While some 50 Democratic members of Congress boycotted Netanyahu's speech, the majority did not. In retrospect, they may wish they had. Not since the time of Leonid Brezhnev's presentations before the Communist Party of the Soviet Union has one witnessed such a Pavlovian response to pointless politicized speech as occurred on the floor of the United States Congress, with American politicians being ushered to their feet with every carefully crafted sound bite uttered by the Israeli Prime Minister -- American politicians whose loyalty to the State of Israel would, by their actions, seem to trump their loyalty to the system of checks and balances that are the bedrock of American democracy.

It is not that I don't agree with much of what Netanyahu said -- I do. There was also much with which I disagreed. This is fodder for another debate on the merits of his argument. But it wasn't his place to say it before the United States Congress in the manner he did -- at the behest of a political opponent of the President, in opposition to American foreign policy objectives, in support of a domestic Israeli political campaign. The public relations value of the imagery presented by a sea of awe-struck American politicians surging to their feet at the beckoning of Bibi Netanyahu has considerable political value in Israeli politics, something any American politician who has undergone a tight election should understand.

As President Obama observed after Netanyahu's speech, there was "nothing new" in what the Israeli Prime Minister had to say. Rather than put at risk the relationship between Israel and the American President by inopportunely accepting what was obviously a politically motivated invitation from the House Speaker, the Israeli Prime Minister could have just as easily found an appropriate forum -- his version of Westminster College in Fulton, Missouri -- to make his case.

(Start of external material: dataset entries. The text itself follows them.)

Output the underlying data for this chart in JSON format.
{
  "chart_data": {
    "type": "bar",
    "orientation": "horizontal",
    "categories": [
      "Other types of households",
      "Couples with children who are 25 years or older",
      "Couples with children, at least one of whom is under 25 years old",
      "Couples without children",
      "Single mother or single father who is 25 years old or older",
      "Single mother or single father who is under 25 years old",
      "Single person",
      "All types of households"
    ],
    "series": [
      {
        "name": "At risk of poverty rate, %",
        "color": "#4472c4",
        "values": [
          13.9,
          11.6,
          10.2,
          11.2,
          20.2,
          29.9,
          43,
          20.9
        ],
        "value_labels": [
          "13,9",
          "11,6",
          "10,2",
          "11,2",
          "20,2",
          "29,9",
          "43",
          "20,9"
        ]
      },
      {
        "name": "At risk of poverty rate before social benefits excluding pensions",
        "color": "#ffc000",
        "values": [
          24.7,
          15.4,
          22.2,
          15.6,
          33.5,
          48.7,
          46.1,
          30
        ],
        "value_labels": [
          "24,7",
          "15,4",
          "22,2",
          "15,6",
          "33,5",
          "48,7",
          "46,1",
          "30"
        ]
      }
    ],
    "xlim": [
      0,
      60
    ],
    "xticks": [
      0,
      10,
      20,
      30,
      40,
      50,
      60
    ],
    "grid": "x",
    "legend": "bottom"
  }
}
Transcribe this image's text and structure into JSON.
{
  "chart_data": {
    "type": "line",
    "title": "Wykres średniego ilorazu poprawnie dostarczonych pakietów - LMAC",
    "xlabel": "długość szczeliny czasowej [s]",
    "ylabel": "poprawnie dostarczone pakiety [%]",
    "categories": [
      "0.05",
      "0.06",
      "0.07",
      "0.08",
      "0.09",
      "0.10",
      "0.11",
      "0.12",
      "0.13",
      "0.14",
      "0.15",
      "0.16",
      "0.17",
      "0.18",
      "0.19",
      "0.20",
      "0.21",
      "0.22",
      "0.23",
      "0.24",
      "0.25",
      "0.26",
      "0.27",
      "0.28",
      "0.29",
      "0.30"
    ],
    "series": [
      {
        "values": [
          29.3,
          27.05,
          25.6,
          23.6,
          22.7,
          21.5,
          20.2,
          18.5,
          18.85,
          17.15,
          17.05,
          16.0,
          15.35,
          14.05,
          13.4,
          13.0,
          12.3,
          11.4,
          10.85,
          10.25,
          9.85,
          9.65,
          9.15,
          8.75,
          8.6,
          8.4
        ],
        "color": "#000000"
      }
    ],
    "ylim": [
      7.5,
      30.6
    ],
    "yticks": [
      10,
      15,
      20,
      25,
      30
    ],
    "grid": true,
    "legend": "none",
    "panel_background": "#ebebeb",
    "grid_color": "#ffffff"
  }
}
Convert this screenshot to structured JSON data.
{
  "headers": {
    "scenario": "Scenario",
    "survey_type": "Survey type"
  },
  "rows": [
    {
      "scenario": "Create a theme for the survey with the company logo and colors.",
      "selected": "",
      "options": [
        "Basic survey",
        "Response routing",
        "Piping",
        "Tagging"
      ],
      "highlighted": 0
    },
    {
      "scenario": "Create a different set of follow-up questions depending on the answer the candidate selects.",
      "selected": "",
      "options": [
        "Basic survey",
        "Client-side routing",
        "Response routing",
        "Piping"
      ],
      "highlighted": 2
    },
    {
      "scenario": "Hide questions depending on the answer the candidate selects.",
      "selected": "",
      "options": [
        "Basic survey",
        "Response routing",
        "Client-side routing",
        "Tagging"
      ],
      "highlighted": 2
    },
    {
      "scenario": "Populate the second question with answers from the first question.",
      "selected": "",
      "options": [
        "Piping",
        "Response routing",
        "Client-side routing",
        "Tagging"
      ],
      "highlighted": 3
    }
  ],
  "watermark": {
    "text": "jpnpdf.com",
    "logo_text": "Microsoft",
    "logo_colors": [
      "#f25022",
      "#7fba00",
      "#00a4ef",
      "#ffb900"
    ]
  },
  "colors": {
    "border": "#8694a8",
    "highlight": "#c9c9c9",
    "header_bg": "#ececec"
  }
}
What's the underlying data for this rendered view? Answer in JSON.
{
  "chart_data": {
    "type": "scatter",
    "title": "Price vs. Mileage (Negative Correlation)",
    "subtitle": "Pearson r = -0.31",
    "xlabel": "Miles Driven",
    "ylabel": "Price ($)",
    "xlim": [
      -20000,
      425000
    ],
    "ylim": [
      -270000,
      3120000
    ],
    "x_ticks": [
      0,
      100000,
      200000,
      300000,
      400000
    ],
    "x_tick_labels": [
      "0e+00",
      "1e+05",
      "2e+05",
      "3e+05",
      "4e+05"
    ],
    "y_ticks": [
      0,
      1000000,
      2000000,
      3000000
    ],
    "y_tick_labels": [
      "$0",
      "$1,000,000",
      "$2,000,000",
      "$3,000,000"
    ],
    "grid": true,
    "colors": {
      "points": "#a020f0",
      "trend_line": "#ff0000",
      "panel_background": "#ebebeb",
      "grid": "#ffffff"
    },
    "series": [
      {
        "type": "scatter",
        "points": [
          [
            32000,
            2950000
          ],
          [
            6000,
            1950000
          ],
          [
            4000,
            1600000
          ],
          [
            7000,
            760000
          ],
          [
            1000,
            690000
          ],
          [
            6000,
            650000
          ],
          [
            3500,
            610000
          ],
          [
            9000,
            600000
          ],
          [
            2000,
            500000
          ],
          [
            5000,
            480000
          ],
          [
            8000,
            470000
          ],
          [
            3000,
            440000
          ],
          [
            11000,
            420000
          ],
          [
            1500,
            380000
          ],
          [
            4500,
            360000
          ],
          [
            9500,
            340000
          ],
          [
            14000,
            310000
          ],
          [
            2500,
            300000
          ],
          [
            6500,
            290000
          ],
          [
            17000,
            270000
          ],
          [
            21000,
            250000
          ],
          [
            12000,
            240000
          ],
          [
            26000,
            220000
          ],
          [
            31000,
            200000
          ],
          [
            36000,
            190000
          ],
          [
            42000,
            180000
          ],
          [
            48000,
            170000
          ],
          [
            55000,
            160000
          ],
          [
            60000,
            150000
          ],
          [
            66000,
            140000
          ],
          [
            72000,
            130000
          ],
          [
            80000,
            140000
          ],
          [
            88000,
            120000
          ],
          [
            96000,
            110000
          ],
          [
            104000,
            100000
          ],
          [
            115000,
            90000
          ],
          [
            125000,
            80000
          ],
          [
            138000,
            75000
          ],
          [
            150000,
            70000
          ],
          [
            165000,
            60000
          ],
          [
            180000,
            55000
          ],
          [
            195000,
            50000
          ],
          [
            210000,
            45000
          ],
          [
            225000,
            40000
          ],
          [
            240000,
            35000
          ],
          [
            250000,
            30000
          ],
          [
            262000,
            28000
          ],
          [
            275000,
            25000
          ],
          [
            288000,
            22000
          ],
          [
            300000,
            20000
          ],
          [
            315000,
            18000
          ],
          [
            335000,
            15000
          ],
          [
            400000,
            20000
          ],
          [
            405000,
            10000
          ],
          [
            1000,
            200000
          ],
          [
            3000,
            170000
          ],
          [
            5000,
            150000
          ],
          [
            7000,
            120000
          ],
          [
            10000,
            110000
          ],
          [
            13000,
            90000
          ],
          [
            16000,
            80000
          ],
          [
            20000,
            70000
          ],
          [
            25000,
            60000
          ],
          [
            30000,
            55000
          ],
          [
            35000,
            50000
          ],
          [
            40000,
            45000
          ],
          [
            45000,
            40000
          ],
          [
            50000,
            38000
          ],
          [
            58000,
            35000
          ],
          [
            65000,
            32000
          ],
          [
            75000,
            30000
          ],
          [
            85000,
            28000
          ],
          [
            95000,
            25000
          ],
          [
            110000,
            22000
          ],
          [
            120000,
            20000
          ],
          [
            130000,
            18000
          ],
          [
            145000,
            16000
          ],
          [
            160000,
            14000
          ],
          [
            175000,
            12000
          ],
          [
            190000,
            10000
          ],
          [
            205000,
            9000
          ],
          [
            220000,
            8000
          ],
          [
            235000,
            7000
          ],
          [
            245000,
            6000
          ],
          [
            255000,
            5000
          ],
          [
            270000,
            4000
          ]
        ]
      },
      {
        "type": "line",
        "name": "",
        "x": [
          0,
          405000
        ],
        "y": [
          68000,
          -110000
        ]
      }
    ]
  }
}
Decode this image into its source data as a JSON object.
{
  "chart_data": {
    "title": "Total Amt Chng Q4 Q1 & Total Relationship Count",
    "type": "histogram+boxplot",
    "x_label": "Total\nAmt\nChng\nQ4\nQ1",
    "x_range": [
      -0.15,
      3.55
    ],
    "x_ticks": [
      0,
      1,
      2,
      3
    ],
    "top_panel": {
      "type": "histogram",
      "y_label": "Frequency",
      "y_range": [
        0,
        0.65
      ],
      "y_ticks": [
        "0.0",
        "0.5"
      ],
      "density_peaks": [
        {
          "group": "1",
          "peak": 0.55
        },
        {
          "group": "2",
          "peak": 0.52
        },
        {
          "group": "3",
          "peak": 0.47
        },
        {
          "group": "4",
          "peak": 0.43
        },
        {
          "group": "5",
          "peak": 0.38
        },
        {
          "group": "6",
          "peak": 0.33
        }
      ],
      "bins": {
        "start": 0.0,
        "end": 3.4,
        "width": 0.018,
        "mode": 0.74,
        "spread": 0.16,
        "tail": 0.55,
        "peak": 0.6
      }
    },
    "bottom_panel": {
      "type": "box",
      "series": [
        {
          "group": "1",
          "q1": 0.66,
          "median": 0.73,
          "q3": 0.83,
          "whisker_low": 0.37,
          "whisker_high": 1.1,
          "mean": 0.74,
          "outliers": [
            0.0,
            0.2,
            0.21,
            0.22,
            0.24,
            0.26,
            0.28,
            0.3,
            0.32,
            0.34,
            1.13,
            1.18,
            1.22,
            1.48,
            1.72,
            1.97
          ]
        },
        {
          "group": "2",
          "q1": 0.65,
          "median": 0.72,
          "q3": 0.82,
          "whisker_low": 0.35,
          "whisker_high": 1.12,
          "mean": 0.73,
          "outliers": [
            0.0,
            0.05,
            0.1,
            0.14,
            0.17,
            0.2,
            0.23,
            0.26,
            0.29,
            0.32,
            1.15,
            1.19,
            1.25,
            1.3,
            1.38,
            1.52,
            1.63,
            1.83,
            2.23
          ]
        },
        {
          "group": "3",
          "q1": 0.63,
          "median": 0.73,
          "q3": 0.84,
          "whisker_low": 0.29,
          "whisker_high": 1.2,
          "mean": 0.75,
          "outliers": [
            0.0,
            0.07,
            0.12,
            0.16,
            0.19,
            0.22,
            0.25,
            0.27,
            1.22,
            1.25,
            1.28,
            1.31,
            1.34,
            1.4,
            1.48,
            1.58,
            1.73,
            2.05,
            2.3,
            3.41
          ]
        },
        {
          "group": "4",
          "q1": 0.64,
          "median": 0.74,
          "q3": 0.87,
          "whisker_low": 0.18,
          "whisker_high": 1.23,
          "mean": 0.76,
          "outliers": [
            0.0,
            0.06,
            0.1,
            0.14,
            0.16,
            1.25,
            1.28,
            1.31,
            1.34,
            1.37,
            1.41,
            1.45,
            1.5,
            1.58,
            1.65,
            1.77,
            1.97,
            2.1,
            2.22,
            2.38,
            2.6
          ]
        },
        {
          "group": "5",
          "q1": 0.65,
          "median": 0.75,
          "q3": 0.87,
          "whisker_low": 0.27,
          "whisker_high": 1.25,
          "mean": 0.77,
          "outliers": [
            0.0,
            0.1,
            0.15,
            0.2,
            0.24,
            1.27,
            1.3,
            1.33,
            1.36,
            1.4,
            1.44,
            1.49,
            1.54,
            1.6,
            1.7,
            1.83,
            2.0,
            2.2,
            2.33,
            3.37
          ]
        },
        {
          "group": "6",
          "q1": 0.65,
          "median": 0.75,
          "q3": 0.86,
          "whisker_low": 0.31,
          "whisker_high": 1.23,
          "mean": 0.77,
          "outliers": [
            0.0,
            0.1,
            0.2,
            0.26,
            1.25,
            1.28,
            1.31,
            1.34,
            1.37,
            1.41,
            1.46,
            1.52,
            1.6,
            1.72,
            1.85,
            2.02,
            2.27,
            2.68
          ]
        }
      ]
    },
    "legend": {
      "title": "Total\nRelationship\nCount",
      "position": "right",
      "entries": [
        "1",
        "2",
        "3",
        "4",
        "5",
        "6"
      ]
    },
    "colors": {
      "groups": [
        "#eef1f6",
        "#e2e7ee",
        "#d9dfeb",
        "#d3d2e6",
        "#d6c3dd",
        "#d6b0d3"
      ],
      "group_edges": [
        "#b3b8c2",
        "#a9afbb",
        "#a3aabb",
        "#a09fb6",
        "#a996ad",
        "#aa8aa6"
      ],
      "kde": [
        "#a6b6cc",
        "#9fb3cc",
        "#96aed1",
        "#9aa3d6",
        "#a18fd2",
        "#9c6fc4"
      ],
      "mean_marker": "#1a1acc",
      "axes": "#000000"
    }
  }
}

He could have done so at a time that was far less sensitive to both Israeli political sensibilities and American sovereign concerns. Who knows -- his words could have gone down in history as the modern-day equivalent of Churchill's "Iron Curtain" speech. Instead, his speech will be forever viewed as a blustery blunder, an unwise foray into the festering sea that defines domestic American politics today, designed to interfere with the sovereign right of the American people to pursue an independent foreign policy, while reinforcing his own bid for continued political relevance in Israel.

The deal that is being negotiated between Iran and the world over its nuclear program will succeed or fail on its own merits, Bibi's American sojourn notwithstanding. The consequences of failure are grave, both in terms of accepting a deal that fails to check any potential for an Iranian nuclear weapons program, or failing to close a deal due to misplaced fear and undue pressure brought to bear by outside parties. Either one pushes the West and Iran to the brink of conflict at a time when the Middle East is already burdened with ongoing sectarian strife and regional unrest.

Netanyahu's warnings aside, Iran simply does not pose the kind of existential threat to international peace and security that a Nazi Germany or Soviet Russia did. We do not live under the same reality faced by the world in March, 1946, when Churchill gave his famous speech. As Americans, we would do well to keep our own counsel with regard to our own sovereign interests regarding Iran and its nuclear program, and not let political bickering between the House Speaker and the President, or an Israeli domestic election, determine the path we eventually choose to take.